### Gaussian Processes¶

• Generic supervised method
• Returns a probabilistic (Gaussian) prediction - this enables building confidence intervals.
• A range of kernels - both standard and custom - can be used.
• Gaussians lose efficiency in high-D spaces (when #features > a few dozen).

### Gaussian Process Regression (GPR)¶

• The prior of a Gaussian Process* needs to be specified.
• The mean can be constant & zero (normalize_y=False) or derived from training data (normalize_y=True).
• The covariance is specified by passing a kernel object; the kernel's parameters are optimized during fitting by maximizing the log-marginal-likelihood (LML) of the optimizer.
• LML can have multiple local optima - you can restart the optimizer with n_restarts_optimizer.
• The 1st run uses the kernel's initial parameter values.
• Subsequent runs use parameters randomly chosen from a range of allowed values, or kept constant if the optimizer is specified as None.
• Target noise is specified using alpha - either globally or as per datapoint.

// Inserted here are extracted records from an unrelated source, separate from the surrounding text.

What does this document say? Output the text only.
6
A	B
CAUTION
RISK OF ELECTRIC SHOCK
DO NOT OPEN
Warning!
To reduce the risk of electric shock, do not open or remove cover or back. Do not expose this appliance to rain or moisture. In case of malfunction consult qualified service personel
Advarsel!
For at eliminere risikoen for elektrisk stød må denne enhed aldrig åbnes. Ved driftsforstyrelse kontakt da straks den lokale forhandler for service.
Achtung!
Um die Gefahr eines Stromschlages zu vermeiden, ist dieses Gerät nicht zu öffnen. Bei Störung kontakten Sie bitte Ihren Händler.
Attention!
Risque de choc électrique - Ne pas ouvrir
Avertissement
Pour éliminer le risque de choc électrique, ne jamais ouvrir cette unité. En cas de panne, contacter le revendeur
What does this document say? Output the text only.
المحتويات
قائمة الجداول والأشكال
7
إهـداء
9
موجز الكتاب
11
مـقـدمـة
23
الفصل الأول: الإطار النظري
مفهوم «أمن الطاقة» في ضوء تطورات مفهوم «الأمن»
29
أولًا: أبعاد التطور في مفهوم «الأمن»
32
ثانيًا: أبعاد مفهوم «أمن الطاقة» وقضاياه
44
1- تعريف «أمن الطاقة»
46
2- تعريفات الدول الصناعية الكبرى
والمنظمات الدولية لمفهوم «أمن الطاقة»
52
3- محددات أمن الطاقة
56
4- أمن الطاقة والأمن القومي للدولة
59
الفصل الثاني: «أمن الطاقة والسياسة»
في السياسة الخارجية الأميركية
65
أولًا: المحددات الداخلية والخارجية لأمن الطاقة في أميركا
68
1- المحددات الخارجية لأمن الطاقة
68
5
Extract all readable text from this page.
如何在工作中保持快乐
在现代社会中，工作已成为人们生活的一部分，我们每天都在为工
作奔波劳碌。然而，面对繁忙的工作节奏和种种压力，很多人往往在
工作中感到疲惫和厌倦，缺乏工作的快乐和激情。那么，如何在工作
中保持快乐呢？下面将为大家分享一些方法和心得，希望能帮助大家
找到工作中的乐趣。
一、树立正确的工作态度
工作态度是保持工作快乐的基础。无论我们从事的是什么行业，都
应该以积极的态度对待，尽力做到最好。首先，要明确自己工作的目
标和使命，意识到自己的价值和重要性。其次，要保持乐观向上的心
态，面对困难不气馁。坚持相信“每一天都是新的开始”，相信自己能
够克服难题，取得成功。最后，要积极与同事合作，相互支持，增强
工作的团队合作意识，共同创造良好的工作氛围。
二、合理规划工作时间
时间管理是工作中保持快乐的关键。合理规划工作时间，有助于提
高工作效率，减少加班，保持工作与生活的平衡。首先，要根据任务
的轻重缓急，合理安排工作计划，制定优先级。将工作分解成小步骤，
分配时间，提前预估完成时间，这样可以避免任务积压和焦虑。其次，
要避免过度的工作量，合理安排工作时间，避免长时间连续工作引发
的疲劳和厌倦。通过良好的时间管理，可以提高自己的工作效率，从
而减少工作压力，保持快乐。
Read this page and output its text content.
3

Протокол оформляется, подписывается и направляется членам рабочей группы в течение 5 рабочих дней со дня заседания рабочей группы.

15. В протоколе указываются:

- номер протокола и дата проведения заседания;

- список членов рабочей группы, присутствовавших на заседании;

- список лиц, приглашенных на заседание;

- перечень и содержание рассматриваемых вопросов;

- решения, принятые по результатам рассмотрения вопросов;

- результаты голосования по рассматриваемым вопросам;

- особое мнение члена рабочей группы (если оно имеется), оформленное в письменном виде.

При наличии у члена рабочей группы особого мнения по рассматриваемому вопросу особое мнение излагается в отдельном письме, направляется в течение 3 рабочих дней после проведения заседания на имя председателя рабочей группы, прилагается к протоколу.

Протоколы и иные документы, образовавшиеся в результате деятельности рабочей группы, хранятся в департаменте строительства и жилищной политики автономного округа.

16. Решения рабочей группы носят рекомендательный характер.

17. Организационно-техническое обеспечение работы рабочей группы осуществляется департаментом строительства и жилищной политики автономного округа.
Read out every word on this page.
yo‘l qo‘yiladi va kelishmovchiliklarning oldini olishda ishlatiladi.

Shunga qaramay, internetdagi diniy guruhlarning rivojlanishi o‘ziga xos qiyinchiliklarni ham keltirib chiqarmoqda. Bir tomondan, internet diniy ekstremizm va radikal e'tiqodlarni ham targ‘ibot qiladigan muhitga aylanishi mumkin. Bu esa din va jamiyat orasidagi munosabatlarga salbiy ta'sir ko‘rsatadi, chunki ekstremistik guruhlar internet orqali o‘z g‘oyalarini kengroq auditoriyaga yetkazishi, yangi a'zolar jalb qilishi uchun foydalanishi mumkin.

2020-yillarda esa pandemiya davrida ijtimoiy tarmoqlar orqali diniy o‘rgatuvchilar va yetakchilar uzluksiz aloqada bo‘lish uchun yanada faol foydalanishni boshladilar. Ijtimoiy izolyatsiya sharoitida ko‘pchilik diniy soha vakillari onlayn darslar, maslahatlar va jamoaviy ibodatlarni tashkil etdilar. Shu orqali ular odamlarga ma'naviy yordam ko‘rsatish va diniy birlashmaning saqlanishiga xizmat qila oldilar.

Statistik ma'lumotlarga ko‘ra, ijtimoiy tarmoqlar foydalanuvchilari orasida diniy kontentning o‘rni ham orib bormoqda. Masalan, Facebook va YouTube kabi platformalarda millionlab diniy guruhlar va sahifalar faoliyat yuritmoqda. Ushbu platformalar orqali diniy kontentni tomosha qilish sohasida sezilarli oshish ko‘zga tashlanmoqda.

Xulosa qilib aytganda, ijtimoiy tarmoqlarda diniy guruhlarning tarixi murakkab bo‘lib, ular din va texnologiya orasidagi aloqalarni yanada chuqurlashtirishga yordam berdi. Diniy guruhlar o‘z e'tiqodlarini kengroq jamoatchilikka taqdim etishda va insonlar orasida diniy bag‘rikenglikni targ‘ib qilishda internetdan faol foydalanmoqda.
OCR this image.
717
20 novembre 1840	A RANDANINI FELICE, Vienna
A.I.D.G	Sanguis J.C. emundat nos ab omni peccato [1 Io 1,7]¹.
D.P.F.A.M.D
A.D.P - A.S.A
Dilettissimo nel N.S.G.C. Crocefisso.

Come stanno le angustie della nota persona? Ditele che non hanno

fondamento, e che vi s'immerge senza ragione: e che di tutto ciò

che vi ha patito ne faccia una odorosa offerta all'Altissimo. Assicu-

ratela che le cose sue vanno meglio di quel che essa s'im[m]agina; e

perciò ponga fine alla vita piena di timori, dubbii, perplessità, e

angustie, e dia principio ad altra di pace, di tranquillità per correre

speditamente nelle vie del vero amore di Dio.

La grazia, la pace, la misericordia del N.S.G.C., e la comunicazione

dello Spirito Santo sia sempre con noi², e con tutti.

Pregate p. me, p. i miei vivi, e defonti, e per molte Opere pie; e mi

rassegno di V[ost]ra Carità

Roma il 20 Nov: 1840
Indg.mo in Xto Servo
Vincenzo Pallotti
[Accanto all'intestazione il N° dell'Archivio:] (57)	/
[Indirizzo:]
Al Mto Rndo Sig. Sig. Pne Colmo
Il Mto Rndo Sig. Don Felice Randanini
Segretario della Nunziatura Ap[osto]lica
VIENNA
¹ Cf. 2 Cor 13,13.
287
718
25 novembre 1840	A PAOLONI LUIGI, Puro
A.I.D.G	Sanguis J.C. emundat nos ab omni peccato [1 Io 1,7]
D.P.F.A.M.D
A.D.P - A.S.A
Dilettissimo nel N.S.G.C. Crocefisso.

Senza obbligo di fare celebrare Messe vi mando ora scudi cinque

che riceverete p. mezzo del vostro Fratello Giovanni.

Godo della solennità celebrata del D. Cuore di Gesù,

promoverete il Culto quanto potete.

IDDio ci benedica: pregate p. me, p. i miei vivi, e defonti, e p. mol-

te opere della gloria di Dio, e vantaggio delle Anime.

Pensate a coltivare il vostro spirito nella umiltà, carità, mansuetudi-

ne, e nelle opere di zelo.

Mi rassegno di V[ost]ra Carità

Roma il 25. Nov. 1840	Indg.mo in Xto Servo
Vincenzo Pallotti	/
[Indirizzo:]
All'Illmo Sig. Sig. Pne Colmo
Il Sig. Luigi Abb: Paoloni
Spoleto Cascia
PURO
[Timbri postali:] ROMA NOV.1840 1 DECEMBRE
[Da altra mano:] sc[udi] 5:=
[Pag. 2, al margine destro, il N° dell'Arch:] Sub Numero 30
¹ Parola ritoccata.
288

### Example: GPR with noise-level estimate¶

• Demonstrates how GPR with a sum kernel can estimate noise level in a dataset.
• Two local LML maxima exist:
• The 1st corresponds to a model with high noise & large length scale.
• The 2nd has a smaller noise level and short length scale, which explains most variation by the noise-free function.
• It is important repeat the optimization multiple times with different initial values.

### GPR vs Kernel Ridge Regression¶

• GPR and KRR learn target functions by using "the kernel trick".
• KRR learns a linear function, induced by a kernel, that corresponds to a non-linear function in the original space. The linear function is chosen based on MSE (mean squared error) loss with ridge regularization.
• GPR uses the kernel to find the covariance of the prior distribution over the target functions, and uses the training data to find a likelihood function.
• A Gaussian posterior distribution is then defined using Bayes theorem. the distribution's mean is used for predictions.
• GPR can choose a kernel's parameters vias gradient ascent of the marginal likelihood function - KRR needs to do a grid search on a cross-validated MSE (mean squared loss) function.
• GPR learns a probabilistic model of the target function, therefore can provide confidence intervals. KRR can only provide predictions.